Thank you all for your kind words. I appreciate all of your understanding & wisdom.
 
M

ML

Guest
I can't say that exactly but I can say that I have had to grieve the loss of what I thought the mom/child relationship would be. For me, it was as much letting myself off the hook for not fulfiling an unrealistic ideal than anything.

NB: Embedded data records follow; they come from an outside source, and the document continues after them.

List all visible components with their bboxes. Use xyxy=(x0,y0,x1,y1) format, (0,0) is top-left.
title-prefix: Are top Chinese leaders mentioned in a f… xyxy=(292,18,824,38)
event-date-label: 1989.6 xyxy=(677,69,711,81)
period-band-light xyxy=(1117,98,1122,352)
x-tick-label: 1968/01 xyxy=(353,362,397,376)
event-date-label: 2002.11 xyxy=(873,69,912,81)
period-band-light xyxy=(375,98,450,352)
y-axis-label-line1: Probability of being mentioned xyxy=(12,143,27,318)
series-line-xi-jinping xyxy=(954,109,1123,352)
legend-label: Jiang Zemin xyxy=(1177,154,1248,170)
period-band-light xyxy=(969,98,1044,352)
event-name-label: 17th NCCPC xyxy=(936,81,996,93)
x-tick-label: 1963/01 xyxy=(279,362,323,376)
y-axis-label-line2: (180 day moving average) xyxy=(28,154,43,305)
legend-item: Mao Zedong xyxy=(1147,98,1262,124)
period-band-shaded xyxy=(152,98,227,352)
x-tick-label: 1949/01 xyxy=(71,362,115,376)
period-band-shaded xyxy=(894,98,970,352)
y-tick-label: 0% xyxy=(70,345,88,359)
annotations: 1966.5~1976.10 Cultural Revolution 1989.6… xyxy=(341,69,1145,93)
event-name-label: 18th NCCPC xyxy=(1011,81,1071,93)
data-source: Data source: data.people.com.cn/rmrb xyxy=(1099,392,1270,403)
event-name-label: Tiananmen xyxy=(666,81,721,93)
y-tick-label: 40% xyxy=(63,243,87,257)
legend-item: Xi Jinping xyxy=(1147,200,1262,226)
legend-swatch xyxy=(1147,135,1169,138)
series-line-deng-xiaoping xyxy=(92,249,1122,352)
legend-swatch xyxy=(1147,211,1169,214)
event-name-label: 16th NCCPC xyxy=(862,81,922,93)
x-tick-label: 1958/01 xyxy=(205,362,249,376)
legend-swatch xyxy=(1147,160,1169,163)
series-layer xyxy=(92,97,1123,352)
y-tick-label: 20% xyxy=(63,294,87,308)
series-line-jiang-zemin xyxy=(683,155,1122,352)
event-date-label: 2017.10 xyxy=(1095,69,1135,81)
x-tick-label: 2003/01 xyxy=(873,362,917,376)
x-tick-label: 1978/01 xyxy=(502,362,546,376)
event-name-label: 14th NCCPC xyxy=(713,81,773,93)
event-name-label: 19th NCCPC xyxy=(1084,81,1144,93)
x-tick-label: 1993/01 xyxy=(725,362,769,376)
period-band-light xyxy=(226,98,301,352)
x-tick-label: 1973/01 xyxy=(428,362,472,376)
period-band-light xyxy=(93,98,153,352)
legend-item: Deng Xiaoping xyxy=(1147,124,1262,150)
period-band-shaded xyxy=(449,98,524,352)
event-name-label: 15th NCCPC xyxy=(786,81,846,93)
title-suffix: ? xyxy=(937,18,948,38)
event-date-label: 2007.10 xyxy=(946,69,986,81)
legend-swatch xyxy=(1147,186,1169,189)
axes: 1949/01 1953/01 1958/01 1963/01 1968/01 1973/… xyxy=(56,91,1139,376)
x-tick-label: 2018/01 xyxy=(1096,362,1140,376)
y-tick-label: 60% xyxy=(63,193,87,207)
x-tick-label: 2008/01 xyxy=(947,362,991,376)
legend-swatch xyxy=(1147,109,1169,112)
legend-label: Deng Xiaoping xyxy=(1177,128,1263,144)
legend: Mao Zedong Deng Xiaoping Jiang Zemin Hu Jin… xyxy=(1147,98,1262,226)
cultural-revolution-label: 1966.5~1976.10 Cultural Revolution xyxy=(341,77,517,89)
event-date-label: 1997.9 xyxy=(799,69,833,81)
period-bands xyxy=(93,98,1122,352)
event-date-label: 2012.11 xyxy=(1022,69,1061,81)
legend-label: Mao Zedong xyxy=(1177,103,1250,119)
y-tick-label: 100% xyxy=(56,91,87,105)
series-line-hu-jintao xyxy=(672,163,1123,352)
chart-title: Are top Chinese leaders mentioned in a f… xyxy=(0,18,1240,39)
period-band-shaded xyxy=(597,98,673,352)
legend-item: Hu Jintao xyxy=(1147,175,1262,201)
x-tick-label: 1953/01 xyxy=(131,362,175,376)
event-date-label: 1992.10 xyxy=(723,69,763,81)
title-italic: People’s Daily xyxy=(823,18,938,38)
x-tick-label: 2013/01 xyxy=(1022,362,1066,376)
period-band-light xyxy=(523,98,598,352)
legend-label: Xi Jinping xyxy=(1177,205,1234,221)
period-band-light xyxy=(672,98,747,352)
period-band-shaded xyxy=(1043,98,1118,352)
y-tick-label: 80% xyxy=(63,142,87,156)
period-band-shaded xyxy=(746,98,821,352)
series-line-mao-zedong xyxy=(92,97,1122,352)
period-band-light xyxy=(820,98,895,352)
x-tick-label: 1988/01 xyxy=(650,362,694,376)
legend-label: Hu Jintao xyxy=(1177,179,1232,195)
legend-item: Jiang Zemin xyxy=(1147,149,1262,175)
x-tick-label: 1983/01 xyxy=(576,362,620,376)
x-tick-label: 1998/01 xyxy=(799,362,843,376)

I know you werent' looking for this but I still have to tell you that your dedication over the years has been profoundly solid and unwavering. It is so hard to keep stepping in front of a bus over and over when they continue to treat us poorly. At some point that willingness to jump would naturally have to wane.

I honor you today Linda.
 

pepperidge

New Member
Everyone deserves to be treated with dignity and respect. Even mothers. You are in the process of detaching from what has become an abusive situation, hard as that is.

Like ML, I honor your courage, and resolve to make the most of the rest of your life.